In my childhood days, ‘Parle G’ was the only biscuit available. It was very scarce and so was always desired.
When I grew a bit (yes, I keep on growing), ‘Parle G’ was still with me. During student life I could afford it simply because it was very cheap – one and half rupee cost of one packet – which contained 14 biscuits. I had number of breakfasts, lunches and dinners with just this biscuit and tea. One of my childhood dreams was to have a full pack of ‘Parle G’ biscuits; all for myself. Later in life, I have ample money, but during many travels I can’t eat junk food, oily food, dirty food, spicy food, hot food……. and so I still continue with ‘Parle G’ and tea. It is my all time favorite meal.
I like chocolates too. So, when chocolate biscuits arrived on the scene, I happily consumed them. ‘Hide and Seek’ was one of the best I ever liked. The chocolate in these biscuits is consistent and is well mixed. It was a blessing … because by this time I had realized that I did not always like tea. If you have ever tested railway tea, you would naturally give up tea very easily. In a way, you are forced to give up tea. Samnyasa is not very difficult in this world … it is easier to leave many things rather than living with them. So, life went on without tea and with sufficient ‘Hide and Seek’ in the travel bag.
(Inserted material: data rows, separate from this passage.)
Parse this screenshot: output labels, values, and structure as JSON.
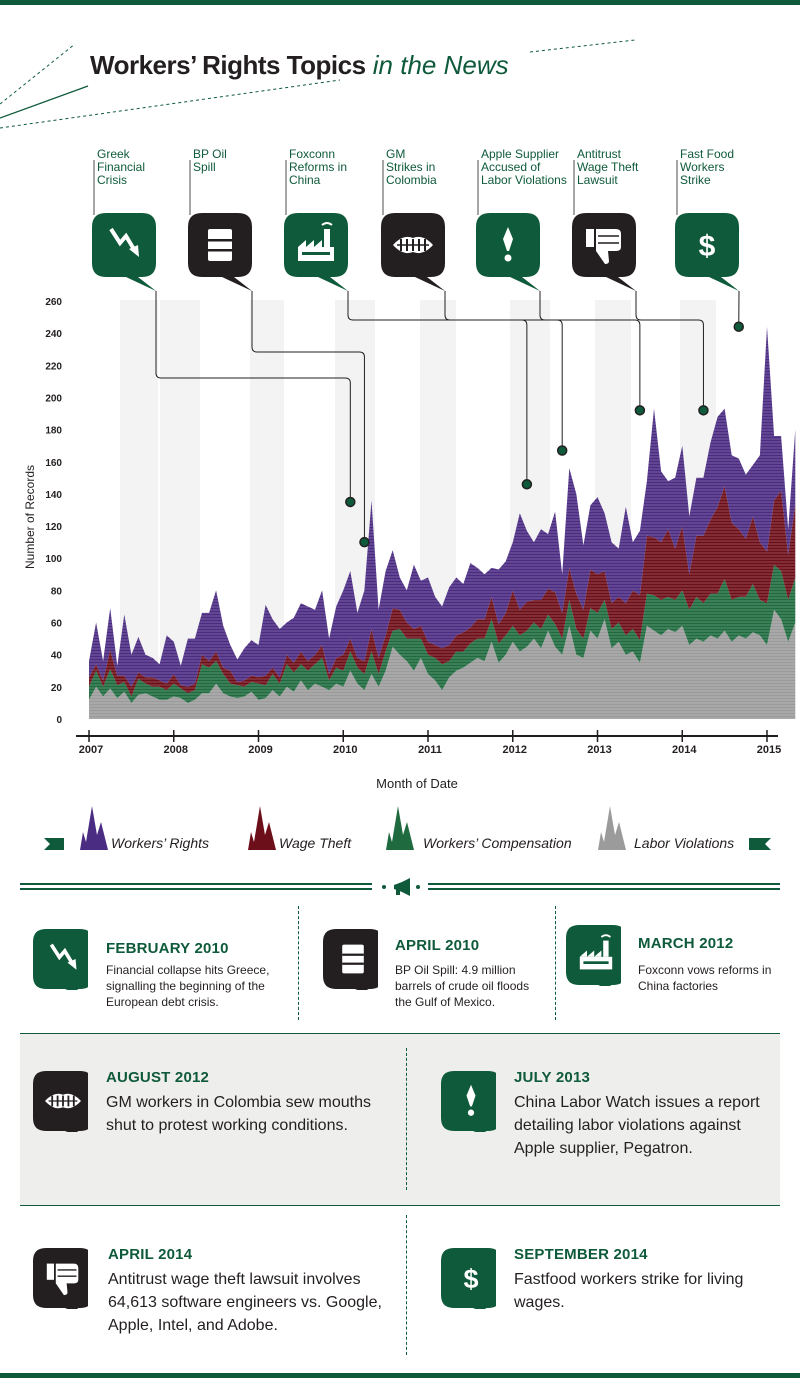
{
  "title": {
    "main": "Workers’ Rights Topics",
    "sub": "in the News"
  },
  "chart_data": {
    "type": "area",
    "stacked": true,
    "xlabel": "Month of Date",
    "ylabel": "Number of Records",
    "ylim": [
      0,
      260
    ],
    "yticks": [
      0,
      20,
      40,
      60,
      80,
      100,
      120,
      140,
      160,
      180,
      200,
      220,
      240,
      260
    ],
    "xticks": [
      "2007",
      "2008",
      "2009",
      "2010",
      "2011",
      "2012",
      "2013",
      "2014",
      "2015"
    ],
    "x_start": "2007-01",
    "series": [
      {
        "name": "Labor Violations",
        "color": "#9b9b9b",
        "values": [
          12,
          20,
          14,
          19,
          13,
          17,
          10,
          15,
          16,
          14,
          12,
          12,
          14,
          13,
          10,
          12,
          16,
          16,
          22,
          16,
          14,
          13,
          14,
          17,
          12,
          13,
          18,
          14,
          20,
          17,
          24,
          18,
          22,
          20,
          18,
          22,
          20,
          30,
          22,
          18,
          28,
          20,
          30,
          45,
          40,
          36,
          30,
          38,
          28,
          24,
          18,
          26,
          30,
          32,
          35,
          38,
          36,
          48,
          35,
          40,
          48,
          42,
          45,
          50,
          44,
          55,
          45,
          40,
          58,
          40,
          38,
          55,
          50,
          62,
          44,
          48,
          40,
          42,
          35,
          58,
          55,
          52,
          56,
          54,
          58,
          46,
          50,
          48,
          52,
          50,
          55,
          48,
          52,
          50,
          54,
          52,
          46,
          68,
          62,
          48,
          60
        ]
      },
      {
        "name": "Workers’ Compensation",
        "color": "#1f6b3f",
        "values": [
          8,
          10,
          6,
          12,
          8,
          6,
          4,
          10,
          6,
          6,
          8,
          6,
          8,
          6,
          6,
          6,
          18,
          16,
          14,
          12,
          8,
          8,
          6,
          6,
          10,
          8,
          10,
          8,
          14,
          12,
          10,
          12,
          12,
          18,
          6,
          10,
          10,
          12,
          10,
          10,
          14,
          8,
          12,
          10,
          16,
          14,
          20,
          12,
          12,
          14,
          16,
          10,
          12,
          10,
          12,
          12,
          14,
          14,
          12,
          12,
          10,
          10,
          10,
          10,
          12,
          10,
          14,
          10,
          16,
          16,
          12,
          14,
          16,
          12,
          12,
          12,
          12,
          14,
          14,
          20,
          22,
          22,
          20,
          20,
          22,
          22,
          26,
          24,
          26,
          28,
          32,
          26,
          24,
          26,
          30,
          22,
          26,
          28,
          30,
          26,
          28
        ]
      },
      {
        "name": "Wage Theft",
        "color": "#6d0f1a",
        "values": [
          6,
          4,
          4,
          12,
          6,
          4,
          6,
          4,
          4,
          6,
          4,
          4,
          6,
          2,
          4,
          4,
          6,
          4,
          6,
          4,
          8,
          2,
          4,
          4,
          4,
          6,
          4,
          4,
          6,
          6,
          8,
          6,
          6,
          8,
          4,
          6,
          10,
          8,
          6,
          8,
          14,
          10,
          10,
          14,
          12,
          10,
          6,
          8,
          8,
          8,
          10,
          10,
          10,
          12,
          10,
          12,
          12,
          14,
          12,
          14,
          22,
          16,
          18,
          14,
          18,
          16,
          20,
          16,
          20,
          22,
          18,
          24,
          24,
          18,
          16,
          16,
          20,
          24,
          28,
          36,
          36,
          36,
          42,
          32,
          40,
          22,
          38,
          42,
          46,
          54,
          58,
          48,
          42,
          36,
          42,
          36,
          32,
          40,
          50,
          28,
          46
        ]
      },
      {
        "name": "Workers’ Rights",
        "color": "#4b2c83",
        "values": [
          10,
          26,
          12,
          26,
          6,
          38,
          20,
          22,
          14,
          12,
          10,
          30,
          20,
          12,
          30,
          28,
          26,
          30,
          38,
          26,
          16,
          14,
          20,
          22,
          20,
          44,
          30,
          30,
          20,
          28,
          30,
          34,
          28,
          34,
          22,
          32,
          40,
          42,
          28,
          44,
          80,
          30,
          40,
          36,
          20,
          20,
          40,
          28,
          40,
          30,
          26,
          36,
          36,
          30,
          40,
          32,
          28,
          18,
          34,
          32,
          30,
          60,
          44,
          36,
          44,
          34,
          50,
          24,
          62,
          62,
          40,
          40,
          48,
          36,
          38,
          30,
          60,
          30,
          40,
          34,
          80,
          44,
          30,
          44,
          50,
          36,
          36,
          36,
          48,
          56,
          48,
          42,
          44,
          40,
          32,
          54,
          140,
          40,
          34,
          16,
          46
        ]
      }
    ],
    "colors": {
      "workers_rights": "#4b2c83",
      "wage_theft": "#6d0f1a",
      "workers_comp": "#1f6b3f",
      "labor_violations": "#9b9b9b"
    }
  },
  "events": [
    {
      "label": "Greek\nFinancial\nCrisis",
      "icon": "falling-arrow-icon",
      "style": "green",
      "date": "2010-02",
      "total": 135
    },
    {
      "label": "BP Oil\nSpill",
      "icon": "oil-barrel-icon",
      "style": "black",
      "date": "2010-04",
      "total": 110
    },
    {
      "label": "Foxconn\nReforms in\nChina",
      "icon": "factory-icon",
      "style": "green",
      "date": "2012-03",
      "total": 146
    },
    {
      "label": "GM\nStrikes in\nColombia",
      "icon": "sewn-mouth-icon",
      "style": "black",
      "date": "2012-08",
      "total": 167
    },
    {
      "label": "Apple Supplier\nAccused of\nLabor Violations",
      "icon": "exclamation-icon",
      "style": "green",
      "date": "2013-07",
      "total": 192
    },
    {
      "label": "Antitrust\nWage Theft\nLawsuit",
      "icon": "thumbs-down-icon",
      "style": "black",
      "date": "2014-04",
      "total": 192
    },
    {
      "label": "Fast Food\nWorkers\nStrike",
      "icon": "dollar-icon",
      "style": "green",
      "date": "2014-09",
      "total": 244
    }
  ],
  "legend": [
    "Workers’ Rights",
    "Wage Theft",
    "Workers’ Compensation",
    "Labor Violations"
  ],
  "cards": [
    {
      "date": "FEBRUARY 2010",
      "text": "Financial collapse hits Greece, signalling the beginning of the European debt crisis.",
      "icon": "falling-arrow-icon"
    },
    {
      "date": "APRIL 2010",
      "text": "BP Oil Spill: 4.9 million barrels of crude oil floods the Gulf of Mexico.",
      "icon": "oil-barrel-icon"
    },
    {
      "date": "MARCH 2012",
      "text": "Foxconn vows reforms in China factories",
      "icon": "factory-icon"
    },
    {
      "date": "AUGUST 2012",
      "text": "GM workers in Colombia sew mouths shut to protest working conditions.",
      "icon": "sewn-mouth-icon"
    },
    {
      "date": "JULY 2013",
      "text": "China Labor Watch issues a report detailing labor violations against Apple supplier, Pegatron.",
      "icon": "exclamation-icon"
    },
    {
      "date": "APRIL 2014",
      "text": "Antitrust wage theft lawsuit involves 64,613 software engineers vs. Google, Apple, Intel, and Adobe.",
      "icon": "thumbs-down-icon"
    },
    {
      "date": "SEPTEMBER 2014",
      "text": "Fastfood workers strike for living wages.",
      "icon": "dollar-icon"
    }
  ]
}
But something has gone wrong over last few months. I don’t remember when and why I stopped purchasing biscuits (for no apparent reason). No, I am not health maniac; I am not bothered about calories. Gaining and loosing weight happens naturally, I do not waste conscious life into it.
This has created a big problem for me; as during travels I do not understand what to eat. I keep on postponing decision about eating and end up in unplanned (and irreligious) fasts. I purposely purchased one ‘Hide and Seek’ pack about three months ago, but I have not opened it till today.
Whether my mind is rejecting biscuits or my body – I cannot definitely tell. Is the law of diminishing returns working now? Have I over- consumed, so that there is nausea? Is this one more state of ‘na iti, na iti’ (not this, not this) but not clearly understanding what it is that I want? Is there some other confusion at subconscious level and not wanting ‘Hide and Seek’ is just an outward expression? What is the barrier? What do I need to break? What do I need to overcome?
The World seeks nothing. The World hides nothing.
It is only that I do not know what I seek and what I hide.